Маков удивился. Он вспотел, разговор становился всё более длинным и всё менее понятным. Вытерев лоб платком, Маков поднялся:
– Со своей стороны… простите… я тоже приму меры к усиленному патрулированию площадей и улиц, прилегающих к Зимнему дворцу. Думаю, что и генерал-адъютант Дрентельн поступит так же.
– Он… знает? – странным голосом спросил Адлерберг, уже стоя на ногах и упираясь кулаками в стол.
– Я с ним ещё не говорил. И думаю, будет лучше и скорее, если вы просто передадите ему наш разговор, иначе наши ведомства опять вступят в длительную и бессмысленную переписку…

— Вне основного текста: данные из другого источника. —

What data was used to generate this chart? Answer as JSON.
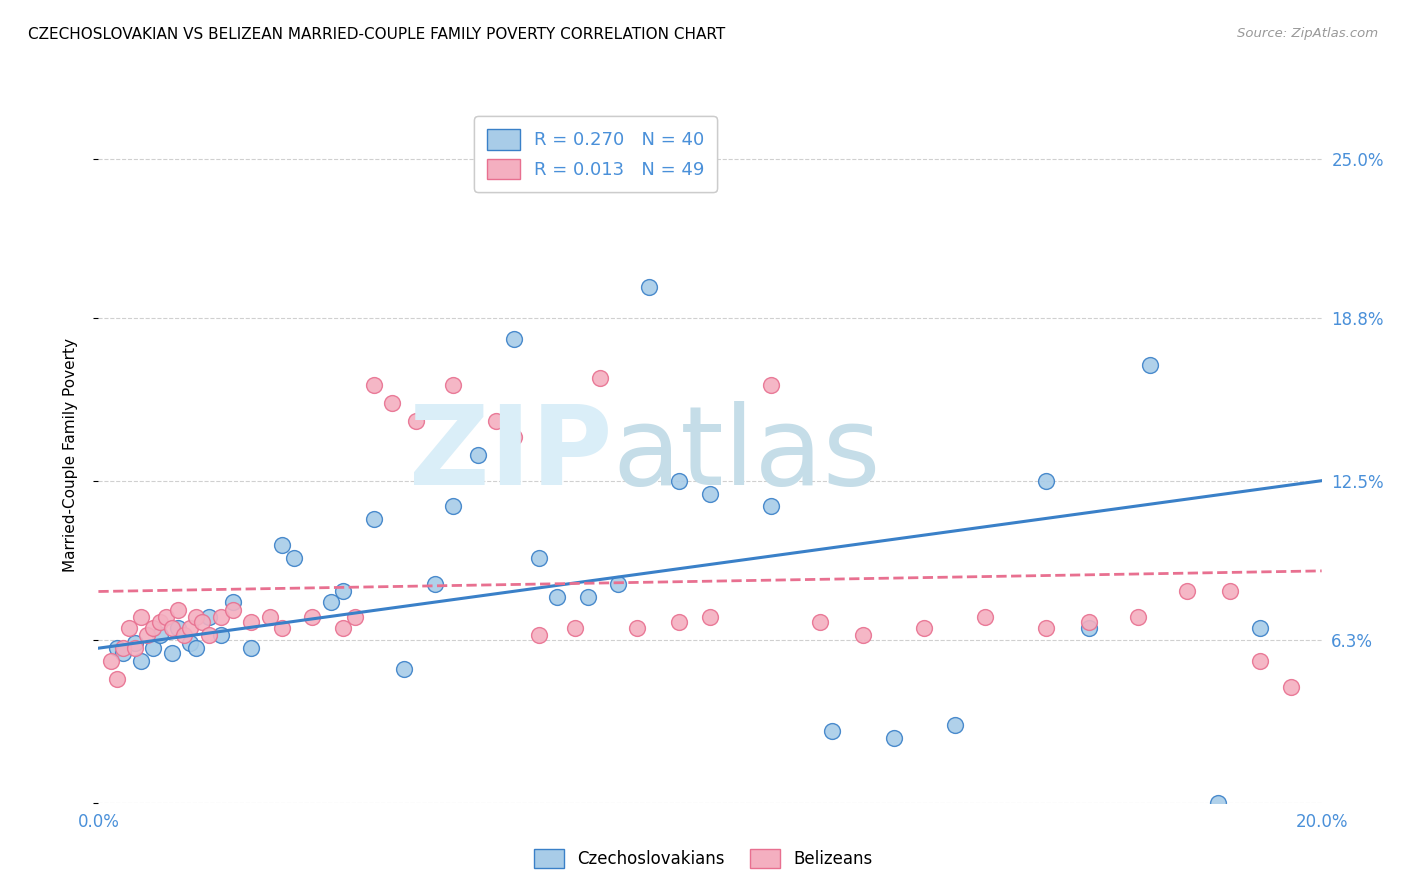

Адлерберг выпрямился, сделал несколько шагов. Теперь он выглядел совершенно бодрым. И подбородок его был гордо приподнят, по примеру императора.
– Да. Хорошо, – отрывисто сказал он. – Вы желаете присутствовать при моём разговоре с Дрентельном?
– Не уверен, – мягко отозвался Маков.
– Понимаю, – кивнул Адлерберг. – Кстати, еще четверть часа назад он был в Зимнем…
– В таком случае позвольте мне удалиться и приступить к моим служебным обязанностям.
– Удалиться? – удивленно переспросил Адлерберг, потом, что-то вспомнив, сказал: – А, да. Конечно. Но постойте…
Он приблизился к Макову почти вплотную.
– Лев Саввич, вы же понимаете, что такими сведениями вот так… запросто… не разбрасываются…
– Понимаю! – вспыхнул Маков. – И у меня не было никакого желания, уверяю вас, возвращаться в Зимний после стояния в церкви за спинами кавалеров свиты, которые развлекались, рассказывая друг другу пошлейшие анекдоты!
Адлерберг крякнул, секунду глядел на Макова, потом кивнул и процедил:
– Не хотите назвать имя вашего агента – не называйте. Но Государь, вы же понимаете, обязательно спросит об этом.